Each year, “more than 296,000 American women face breast cancer,” according to Cancer.org, whose website offers essential information on reconstructive surgery for survivors.
Of course, with reconstructive surgery come unsightly scars. While some women choose this route, others forego reconstructive surgery altogether, instead adorning their bare chests with tattoos.
Last year, you may have heard about Facebook removing a photo of a breast cancer survivor’s large chest piece due to censors. The woman in the photograph suffered a double mastectomy and in place of the reconstructive surgery most women opt for, she chose the scene you see below — flowers, birds and animal surrounded by a Celtic chain.
Needless to say, Facebook later adjusted its policy, and more and more women seem to be choosing body art as an alternative to reconstructive surgery.
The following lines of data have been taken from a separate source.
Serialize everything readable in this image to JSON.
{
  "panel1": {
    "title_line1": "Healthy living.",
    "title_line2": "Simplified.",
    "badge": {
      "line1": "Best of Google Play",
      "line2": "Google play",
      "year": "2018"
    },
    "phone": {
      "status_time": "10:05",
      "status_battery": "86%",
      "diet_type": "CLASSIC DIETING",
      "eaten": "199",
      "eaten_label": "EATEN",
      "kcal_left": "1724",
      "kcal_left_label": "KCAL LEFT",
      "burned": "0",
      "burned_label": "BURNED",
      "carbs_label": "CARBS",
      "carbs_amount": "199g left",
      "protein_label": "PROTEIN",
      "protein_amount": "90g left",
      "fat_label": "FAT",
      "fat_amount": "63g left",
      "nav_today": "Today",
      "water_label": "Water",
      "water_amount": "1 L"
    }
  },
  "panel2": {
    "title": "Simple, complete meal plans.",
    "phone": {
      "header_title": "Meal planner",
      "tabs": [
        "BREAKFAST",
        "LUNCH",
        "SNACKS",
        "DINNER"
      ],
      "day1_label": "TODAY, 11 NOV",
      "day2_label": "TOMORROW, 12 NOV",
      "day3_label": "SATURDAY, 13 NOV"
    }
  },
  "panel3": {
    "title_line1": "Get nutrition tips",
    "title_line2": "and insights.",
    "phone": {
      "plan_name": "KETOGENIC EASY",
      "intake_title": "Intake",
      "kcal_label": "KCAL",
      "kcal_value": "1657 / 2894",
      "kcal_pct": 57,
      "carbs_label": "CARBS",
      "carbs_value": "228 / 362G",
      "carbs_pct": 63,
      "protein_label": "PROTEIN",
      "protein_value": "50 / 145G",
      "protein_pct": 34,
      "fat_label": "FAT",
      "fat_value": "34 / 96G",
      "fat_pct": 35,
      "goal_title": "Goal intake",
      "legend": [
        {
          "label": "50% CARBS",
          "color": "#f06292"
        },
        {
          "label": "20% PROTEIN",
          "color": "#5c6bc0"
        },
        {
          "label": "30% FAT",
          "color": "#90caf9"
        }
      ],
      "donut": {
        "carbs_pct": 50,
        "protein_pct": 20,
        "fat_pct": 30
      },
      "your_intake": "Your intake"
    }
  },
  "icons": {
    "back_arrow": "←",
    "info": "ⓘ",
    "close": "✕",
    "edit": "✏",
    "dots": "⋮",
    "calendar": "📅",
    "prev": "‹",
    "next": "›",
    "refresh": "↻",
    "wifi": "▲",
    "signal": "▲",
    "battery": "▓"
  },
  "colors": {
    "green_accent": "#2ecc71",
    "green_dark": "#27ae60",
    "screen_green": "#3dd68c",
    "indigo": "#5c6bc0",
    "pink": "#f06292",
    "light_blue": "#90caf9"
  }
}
It’s not only a way to skip getting implants and enduring more surgeries, it’s also a way to rejoice in the victory of conquering cancer, or embracing (rather than evading) the scars left behind from their battle — both mentally and physically.
An organization called Personal Ink, or P.INK, headquartered in Boulder, Colorado, provides breast-cancer survivors following their mastectomies with a Pinterest site full of images of tattoos for inspiration, as well as information about various tattoo artists. The boards also allow women and men the opportunity to share their own design ideas, personal stories and artist referrals with others.
The tattoo options available for those seeking alternatives to reconstructive surgery are endless.